Does your property need a gas certificate?
If you let out all or part of a building that you own, or manage on behalf of someone else, it is your responsibility to arrange an annual gas safety inspection. This inspection will check all appliances for safety, and will ensure everyone in the property is safe from harm. It’s not just regular landlords who need a gas safety certificate though; you will also need one if you are responsible for:
- A hotel, B&B, guest house or hostel
- A college or university with student accommodation
- A boarding school
- A holiday let, such as an Airbnb property
- A caravan, mobile home or other temporary accommodation that you rent out
You are also liable for carrying out a gas safety check if you have anyone living with you who pays for their room, or even for ‘payment in kind’, for example:
- Domestic staff and au pairs who live with you rent free as part of their remuneration
- An adult child who pays rent to live with you
- A lodger, who pays you rent
If you are a tenant yourself but sub-let part of the property to another person, you are NOT responsible for the gas safety inspection. It is the original landlord who should make arrangements and pay the fee for your CP12 gas safety certificate.
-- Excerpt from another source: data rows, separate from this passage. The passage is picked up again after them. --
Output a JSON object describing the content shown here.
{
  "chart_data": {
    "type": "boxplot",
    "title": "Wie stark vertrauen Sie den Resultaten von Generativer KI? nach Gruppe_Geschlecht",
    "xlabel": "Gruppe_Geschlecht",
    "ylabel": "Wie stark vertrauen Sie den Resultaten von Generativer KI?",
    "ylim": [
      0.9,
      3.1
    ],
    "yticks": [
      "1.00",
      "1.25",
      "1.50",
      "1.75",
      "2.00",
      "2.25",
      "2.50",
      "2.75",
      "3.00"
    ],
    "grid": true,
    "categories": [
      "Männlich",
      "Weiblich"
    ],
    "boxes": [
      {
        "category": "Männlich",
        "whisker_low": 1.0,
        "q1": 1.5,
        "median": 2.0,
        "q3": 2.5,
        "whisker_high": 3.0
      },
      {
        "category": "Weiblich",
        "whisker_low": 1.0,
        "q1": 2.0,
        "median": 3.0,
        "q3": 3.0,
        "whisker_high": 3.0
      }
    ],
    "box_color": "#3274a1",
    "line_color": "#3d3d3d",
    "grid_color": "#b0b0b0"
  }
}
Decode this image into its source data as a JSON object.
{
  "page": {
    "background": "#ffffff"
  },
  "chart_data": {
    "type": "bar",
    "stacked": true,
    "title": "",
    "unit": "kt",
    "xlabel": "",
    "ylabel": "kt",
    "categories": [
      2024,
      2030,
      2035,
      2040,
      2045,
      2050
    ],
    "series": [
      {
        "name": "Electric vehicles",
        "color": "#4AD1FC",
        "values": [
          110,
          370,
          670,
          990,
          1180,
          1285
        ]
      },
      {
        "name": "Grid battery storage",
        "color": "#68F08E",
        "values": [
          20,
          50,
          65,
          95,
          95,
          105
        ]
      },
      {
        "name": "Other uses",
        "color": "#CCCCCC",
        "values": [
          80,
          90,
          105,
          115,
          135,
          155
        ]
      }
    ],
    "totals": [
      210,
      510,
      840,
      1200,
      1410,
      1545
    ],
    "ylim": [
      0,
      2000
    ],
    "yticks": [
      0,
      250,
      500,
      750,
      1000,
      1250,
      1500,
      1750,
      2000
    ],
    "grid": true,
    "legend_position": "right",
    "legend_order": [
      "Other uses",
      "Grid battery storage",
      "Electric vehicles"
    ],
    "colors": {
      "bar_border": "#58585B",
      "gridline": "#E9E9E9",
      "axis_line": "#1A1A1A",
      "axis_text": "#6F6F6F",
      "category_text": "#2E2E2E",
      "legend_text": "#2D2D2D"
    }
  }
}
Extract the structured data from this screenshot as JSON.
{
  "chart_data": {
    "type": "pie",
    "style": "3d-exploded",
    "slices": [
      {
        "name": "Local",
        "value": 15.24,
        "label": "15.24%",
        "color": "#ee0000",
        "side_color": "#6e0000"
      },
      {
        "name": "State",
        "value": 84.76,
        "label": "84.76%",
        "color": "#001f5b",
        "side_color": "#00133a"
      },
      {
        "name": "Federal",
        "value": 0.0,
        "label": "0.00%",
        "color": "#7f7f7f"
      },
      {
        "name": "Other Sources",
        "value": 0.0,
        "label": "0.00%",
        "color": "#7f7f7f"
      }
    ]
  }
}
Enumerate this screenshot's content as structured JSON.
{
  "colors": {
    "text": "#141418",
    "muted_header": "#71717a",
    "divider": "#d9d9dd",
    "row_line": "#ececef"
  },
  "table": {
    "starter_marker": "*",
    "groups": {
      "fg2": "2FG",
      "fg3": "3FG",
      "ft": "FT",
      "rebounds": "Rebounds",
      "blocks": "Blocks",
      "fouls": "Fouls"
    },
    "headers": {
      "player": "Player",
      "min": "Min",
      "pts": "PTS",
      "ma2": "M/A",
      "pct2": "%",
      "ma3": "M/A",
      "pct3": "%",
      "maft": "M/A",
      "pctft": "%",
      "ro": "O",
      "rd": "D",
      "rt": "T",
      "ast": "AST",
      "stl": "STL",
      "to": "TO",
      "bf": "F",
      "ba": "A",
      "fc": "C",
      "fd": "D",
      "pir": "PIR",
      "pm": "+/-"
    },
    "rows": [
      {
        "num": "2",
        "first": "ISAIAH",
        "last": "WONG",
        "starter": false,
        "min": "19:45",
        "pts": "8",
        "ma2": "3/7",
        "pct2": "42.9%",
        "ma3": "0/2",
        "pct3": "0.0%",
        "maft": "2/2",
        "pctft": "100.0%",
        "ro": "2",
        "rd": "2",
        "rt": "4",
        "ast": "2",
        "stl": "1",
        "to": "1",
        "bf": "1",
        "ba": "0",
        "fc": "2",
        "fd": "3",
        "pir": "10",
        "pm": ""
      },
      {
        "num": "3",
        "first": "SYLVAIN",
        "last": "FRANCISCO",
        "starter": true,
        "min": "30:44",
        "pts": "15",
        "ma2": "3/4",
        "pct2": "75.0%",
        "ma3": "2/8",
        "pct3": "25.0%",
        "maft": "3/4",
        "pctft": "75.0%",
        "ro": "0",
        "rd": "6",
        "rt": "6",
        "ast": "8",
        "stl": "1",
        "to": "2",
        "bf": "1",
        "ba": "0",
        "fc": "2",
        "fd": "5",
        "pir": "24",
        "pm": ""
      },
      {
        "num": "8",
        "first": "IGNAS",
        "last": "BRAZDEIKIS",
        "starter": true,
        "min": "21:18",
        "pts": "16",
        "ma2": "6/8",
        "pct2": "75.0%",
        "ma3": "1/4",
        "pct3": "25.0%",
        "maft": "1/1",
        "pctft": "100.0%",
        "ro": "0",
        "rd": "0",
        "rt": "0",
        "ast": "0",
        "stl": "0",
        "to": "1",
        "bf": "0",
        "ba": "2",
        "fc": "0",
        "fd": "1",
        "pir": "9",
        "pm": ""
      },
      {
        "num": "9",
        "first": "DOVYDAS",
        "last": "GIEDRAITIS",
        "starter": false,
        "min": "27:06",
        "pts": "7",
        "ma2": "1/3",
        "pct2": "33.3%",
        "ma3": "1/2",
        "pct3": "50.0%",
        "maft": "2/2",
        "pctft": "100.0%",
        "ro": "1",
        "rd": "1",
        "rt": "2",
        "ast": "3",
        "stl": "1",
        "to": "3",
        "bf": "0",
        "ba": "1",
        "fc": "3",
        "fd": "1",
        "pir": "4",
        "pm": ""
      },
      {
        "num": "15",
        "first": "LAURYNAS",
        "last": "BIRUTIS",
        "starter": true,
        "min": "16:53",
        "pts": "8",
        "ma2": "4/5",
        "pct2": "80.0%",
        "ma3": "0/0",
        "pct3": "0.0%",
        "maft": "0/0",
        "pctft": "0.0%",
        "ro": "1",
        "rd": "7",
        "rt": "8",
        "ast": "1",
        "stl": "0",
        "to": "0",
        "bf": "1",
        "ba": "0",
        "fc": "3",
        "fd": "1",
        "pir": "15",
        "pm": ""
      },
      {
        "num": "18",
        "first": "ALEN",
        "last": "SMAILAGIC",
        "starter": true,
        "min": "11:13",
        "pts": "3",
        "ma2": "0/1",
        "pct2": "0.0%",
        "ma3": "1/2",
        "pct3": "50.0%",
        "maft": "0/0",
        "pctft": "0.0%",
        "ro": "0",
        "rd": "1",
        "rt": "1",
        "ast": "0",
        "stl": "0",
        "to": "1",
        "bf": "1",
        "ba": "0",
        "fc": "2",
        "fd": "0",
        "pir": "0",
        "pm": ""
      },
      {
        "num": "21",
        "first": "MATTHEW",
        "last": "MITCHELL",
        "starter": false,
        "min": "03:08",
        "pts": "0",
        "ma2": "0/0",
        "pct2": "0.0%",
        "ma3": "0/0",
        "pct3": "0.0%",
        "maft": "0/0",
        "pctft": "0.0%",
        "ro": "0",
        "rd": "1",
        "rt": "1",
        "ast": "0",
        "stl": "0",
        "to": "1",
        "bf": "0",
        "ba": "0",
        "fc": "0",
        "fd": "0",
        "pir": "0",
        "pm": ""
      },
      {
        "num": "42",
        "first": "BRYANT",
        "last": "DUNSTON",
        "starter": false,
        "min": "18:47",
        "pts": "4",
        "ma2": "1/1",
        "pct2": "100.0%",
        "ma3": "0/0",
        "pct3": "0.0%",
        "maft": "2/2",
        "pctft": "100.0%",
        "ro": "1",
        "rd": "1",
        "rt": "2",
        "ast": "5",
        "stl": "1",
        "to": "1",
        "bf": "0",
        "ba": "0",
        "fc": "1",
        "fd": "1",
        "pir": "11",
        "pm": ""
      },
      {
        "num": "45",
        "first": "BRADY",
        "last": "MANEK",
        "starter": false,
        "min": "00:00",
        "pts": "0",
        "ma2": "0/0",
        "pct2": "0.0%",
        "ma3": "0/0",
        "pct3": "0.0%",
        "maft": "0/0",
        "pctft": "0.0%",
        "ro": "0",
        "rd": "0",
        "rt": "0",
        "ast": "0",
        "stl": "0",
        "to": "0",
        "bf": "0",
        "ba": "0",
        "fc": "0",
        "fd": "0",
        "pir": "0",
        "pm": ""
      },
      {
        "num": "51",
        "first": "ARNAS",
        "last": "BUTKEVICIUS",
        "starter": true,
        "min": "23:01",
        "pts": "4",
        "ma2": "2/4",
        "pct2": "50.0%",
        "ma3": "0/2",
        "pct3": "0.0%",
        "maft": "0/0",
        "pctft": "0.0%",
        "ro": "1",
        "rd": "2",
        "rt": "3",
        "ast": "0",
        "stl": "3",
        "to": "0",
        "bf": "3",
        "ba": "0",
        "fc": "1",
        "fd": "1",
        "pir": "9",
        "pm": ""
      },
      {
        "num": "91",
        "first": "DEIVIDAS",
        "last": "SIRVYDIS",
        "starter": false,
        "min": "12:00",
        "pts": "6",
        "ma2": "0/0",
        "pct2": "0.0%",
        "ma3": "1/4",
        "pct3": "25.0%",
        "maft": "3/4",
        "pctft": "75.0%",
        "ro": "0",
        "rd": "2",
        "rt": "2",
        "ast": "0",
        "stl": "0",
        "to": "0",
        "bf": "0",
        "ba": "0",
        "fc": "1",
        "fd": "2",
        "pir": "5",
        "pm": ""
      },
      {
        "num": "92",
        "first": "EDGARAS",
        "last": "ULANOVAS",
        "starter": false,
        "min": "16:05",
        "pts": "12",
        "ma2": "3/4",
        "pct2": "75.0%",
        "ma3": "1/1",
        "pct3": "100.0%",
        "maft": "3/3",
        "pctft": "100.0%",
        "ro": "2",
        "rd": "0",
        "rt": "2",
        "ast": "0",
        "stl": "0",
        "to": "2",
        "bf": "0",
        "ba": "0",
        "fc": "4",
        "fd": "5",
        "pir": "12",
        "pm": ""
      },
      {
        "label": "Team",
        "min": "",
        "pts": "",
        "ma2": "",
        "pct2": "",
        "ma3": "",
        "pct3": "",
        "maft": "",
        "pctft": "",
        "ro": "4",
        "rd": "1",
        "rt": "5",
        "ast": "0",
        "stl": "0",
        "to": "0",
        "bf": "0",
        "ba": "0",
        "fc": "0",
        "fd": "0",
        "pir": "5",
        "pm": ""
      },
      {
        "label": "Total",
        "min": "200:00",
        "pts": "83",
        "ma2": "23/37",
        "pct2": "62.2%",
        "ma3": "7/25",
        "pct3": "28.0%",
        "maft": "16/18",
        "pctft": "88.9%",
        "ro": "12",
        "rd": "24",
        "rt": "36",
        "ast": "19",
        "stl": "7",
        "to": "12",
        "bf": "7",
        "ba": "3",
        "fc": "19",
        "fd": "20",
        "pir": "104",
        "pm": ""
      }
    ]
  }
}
Any property in the UK can ask for a gas safety check, so if you’re concerned about the safety of your gas appliances or supply, this can be a good way to put your mind at rest. A generic gas inspection will not usually result in a CP12 being generated, as you don’t legally need to have it. However, if you think you might need it in the future, or would just like one for your records, you can always request it.
Are you a tenant?
If you are a tenant wondering ‘do I need a gas safety certificate’, the answer is almost certainly ‘yes’. If you know you are a tenant, and you have someone who is your landlord or a managing agent looking after your home, you should be getting a gas safety inspection once a year. However, for some people, knowing if they are really a tenant or not is not so straightforward.
Here are the main categories of residents who should be in receipt of a gas certificate, or should at least be able to see one on request:
- Tenants: Tenants who are renting privately and those who are renting from a housing association, local authority or other social housing provider should all be provided with a new gas certificate once a year.
- Family renters: If you are renting a house from your family, or even staying in a room at their house and paying for it, you still need a gas safety certificate.
- Students: If you are living in student accommodation, in halls of residence that belong to your university or college, or are renting a room from friends or family to be close to school, your property is liable for an annual gas safety inspection.
- Short term renters: If you are renting a house for a shorter term (less than 28 days), even thorough sites like Airbnb, there should be a gas certificate for the property on display somewhere.
- Holidaymakers: If you’re staying in a holiday rental, hotel, B&B, caravan or any other type of holiday accommodation, the property should have a gas safety certificate which is current for this year.
If your landlord or property owner does not have a current CP12 gas safety certificate, your health and safety could be in danger. Ask them when the last gas safety inspection was carried out, and if their response is not satisfactory, contact the Health and Safety Executive (HSE) for support.
Do you need a gas safety certificate if you are selling a house?
You are not obliged to provide a gas certificate if you are selling a house. You are not a landlord and you are not going to be responsible for the people who are moving into the house. You may be asked to provide information on the central heating system in the property, including when you last had it serviced, but providing a physical CP12 certificate is not necessary.
Of course, if you think a gas safety certificate when selling a house would help you close the deal, you may want to meet the relatively low cost of the gas safety check. However, there is no legal requirement to have this procedure done, so the choice really is yours.